Ostep-Concurrency-Problems

Common Concurrency Problems

A study by Lu et al. analyzed popular concurrency applications like MySQL, Apache, Mozilla, and OpenOffice and found common categories of concurrrency problems.

Non-deadlock Bugs

Most of these came down to two forms:

Atomicity-Violation Bugs

Taken from MySQL and simplified:

// thread 1
if (thd->proc_info) {
	...
	fputs(thd->proc_info, ...);
	...
}

// thread 2
thd->proc_info = NULL

This one should be pretty obvious given the chapter up to this point; we need locks around the critical sections:

pthread_mutex_t proc_info_lock = PTHREAD_MUTEX_INITIALIZER;

// thread 1
pthread_mutex_lock(&proc_info_lock);
if (thd->proc_info) {
	...
	fputs(thd->proc_info, ...);
	...
}
pthread_mutex_unlock(&proc_info_lock);

// thread 2
pthread_mutex_lock(&proc_info_lock);
thd->proc_info = NULL
pthread_mutex_unlock(&proc_info_lock);

Order-Violation Bugs

// thread 1
void init() {
	...
	mThread = PR_CreateThread(mMain, ...);
	...
}

// thread 2
void mMain(..) {
	...
	mState = mThread->State;
	...
}

Not quite as obvious as the first, perhaps, but the issue is that the code is assuming a certain ordering: that mThread gets assigned in thread 1 before it is reference in thread 2. However, it is possible that thread 2 starts execution immediately, before the instruction runs to assign the return value to mThread.
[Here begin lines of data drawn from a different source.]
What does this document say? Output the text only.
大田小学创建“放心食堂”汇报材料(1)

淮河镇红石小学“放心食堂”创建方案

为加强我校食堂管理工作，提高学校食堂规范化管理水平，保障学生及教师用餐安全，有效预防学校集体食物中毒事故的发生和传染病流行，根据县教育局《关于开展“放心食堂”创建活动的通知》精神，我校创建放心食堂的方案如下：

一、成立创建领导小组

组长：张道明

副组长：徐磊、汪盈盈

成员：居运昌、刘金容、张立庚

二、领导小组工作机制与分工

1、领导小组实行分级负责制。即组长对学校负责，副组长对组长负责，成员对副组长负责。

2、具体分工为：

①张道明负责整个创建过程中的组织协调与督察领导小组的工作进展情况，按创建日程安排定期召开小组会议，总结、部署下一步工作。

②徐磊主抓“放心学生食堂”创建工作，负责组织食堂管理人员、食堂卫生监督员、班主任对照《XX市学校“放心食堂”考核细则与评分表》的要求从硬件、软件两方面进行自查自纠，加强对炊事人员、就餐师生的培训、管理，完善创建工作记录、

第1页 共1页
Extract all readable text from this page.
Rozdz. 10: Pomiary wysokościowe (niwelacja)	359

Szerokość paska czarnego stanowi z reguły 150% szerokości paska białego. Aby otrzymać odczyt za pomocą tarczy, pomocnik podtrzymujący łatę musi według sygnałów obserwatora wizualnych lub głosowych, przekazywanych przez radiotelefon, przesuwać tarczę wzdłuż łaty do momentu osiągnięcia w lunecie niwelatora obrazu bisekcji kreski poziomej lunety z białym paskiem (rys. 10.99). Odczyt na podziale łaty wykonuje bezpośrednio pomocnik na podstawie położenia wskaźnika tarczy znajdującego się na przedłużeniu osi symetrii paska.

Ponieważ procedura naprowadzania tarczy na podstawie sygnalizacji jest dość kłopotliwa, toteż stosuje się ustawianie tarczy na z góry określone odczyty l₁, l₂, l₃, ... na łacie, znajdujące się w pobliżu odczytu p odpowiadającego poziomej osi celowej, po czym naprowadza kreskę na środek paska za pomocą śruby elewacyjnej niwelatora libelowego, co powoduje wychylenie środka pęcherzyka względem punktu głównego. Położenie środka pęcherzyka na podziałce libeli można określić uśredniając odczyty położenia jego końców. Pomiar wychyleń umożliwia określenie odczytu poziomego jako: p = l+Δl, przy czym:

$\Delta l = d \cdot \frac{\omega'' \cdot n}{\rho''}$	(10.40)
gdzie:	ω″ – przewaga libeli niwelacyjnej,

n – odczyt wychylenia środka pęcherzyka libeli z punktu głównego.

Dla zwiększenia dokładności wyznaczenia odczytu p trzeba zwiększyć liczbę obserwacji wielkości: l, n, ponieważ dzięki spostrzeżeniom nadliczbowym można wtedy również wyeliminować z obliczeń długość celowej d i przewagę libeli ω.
In that case, mThread might be NULL or referencing old memory.
The solution of course is condition variables:

pthread_mutex_t mtLock = PTHREAD_MUTEX_INITIALIZER;
pthread_cond_t mtCond = PTHREAD_COND_INITIALIZER;
int mtInit = 0;

// thread 1
void init() {
	...
	mThread = PR_CreateThread(mMain, ...);
	// signal that thread is created and mThread is ready for referencing
	pthread_mutex_lock(&mtLock);
	mtInit = 1;
	pthread_cond_signal(&mtCond);
	pthread_mutex_unlock(&mtLock);
	...
}

// thread 2
void mMain(..) {
	...
	// wait for thread to be initialized
	pthread_mutex_lock(&mtLock);
	while (mtInit == 0) {
		pthread_cond_wait(&mtCond, &mtLock);
	}
	pthread_mutex_unlock(&mtLock);
	// ready to go!
	mState = mThread->State;
	...
}

Deadlock Bugs

Deadlocks occur when one thread holds a lock L1 and wants a lock L2 and another thread holds L2 but wants L1. Both threads get stuck indefinitely. It's an easy problem to state but generally can be a hard one to solve.
Conditions necessary for deadlock:

  1. Mutual exclusion: threads claim exclusive resource control (locks)
  2. Hold-and-wait: threads hold resources (locks) while waiting for others
  3. No preemption: resources (locks) cannot be forcibly removed from holders
  4. Circular wait: there exists a chain of threads such that each one holds resources (locks) requested by the next thread in the chain. (Think cycle in directed graph.)
    It stands to reason then, that we can prevent one of these conditions to prevent any deadlocks.

Circular wait

A simple and practical prevention to preventing the circular wait is to enforce a total ordering on locks. Given the description above, if L1 is always requested before L2, no deadlock will occur. In more complex systems with many locks, a partial ordering can be useful as well (see the source code for memory mapping in Linux for an example).
Tip: You can use the address of the lock to enforce a total ordering.

Hold-and-wait

You can avoid hold-and-wait by using one of the pthread_mutex_trylock style variants that don't block when the lock isn't available. However, this likely involves looping around to try obtaining multiple locks again, and can result in a livelock where two threads are constantly looping and trying and failing to obtain all the locks they need.

Mutual exclusion

Lastly, there are lock-free and wait-free approaches to building data structures. For example instead of using a lock to accomplish an atomic increment, imagine something like

void atomic_increment(int *value, int amount) {
	do {
		// get the current value
		int old = *value;
	// if we swapped successfully, great, exit
	// otherwise get the new value and try incrementing again
	} while (compare_and_swap_instr(value, old, old + amount) == 0);
}

which will just repeatedly try to atomically update the value until it succeeds. No deadlocks can occur here! (But a livelock is still possible.)

Avoidance strategies

Scheduling

In a multi-core setting, one could also imagine a smart scheduler that knows which threads could result in a deadlock if run concurrently, and instead make sure they are run sequentially on a single CPU.

Detect and recover

A perhaps less elegant but pragmatic solution is to allow deadlocks to occur, but have a detection mechanism that can recover. For example Postgres and other database management systems have a deadlock detector that runs periodically. It builds a resource graph and checks for cycles; if it finds one, it can abort the offending transactions.